“Tapi … kenapa harus gadis yang bermanik hijau, Tuan Elio?” Tanya salah satu pria muda dengan tinggi sekitar 170 cm.
“Nanti juga kalian akan mengetahuinya,” jawab Elio. “Sekarang yang harus kalian lakukan adalah cari gadis yang sesuai Ku perintahkan!” seru Elio.
“Lalu bagaimana dengan para gadis yang sudah kita culik?” tanya Edward.

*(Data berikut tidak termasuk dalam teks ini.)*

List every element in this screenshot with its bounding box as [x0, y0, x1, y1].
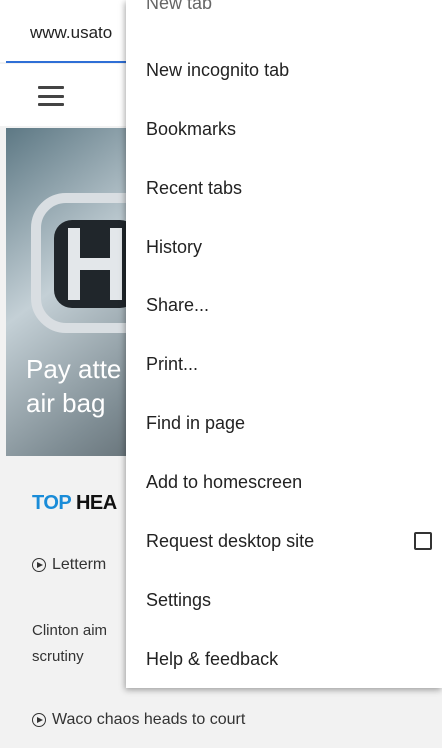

Baik Draco, Nash serta Alejandro terkejut mendengar percakapan di dalam. Apa yang selama ini Nash dan Draco kira benar. bahwa Para gadis itu bukanlah para gadis panggilan yang seperti pada umumnya. Tapi mereka adalah para gadis yang memang sengaja di culik. Entah untuk alasan apa mereka diculik.
Di sisi lain, keberuntungan dan penyesalan bercampur menjadi satu dalam benak Draco. Beruntung karena bukan dirinya lah yang ikut andil dalam penculikkan para gadis tersebut.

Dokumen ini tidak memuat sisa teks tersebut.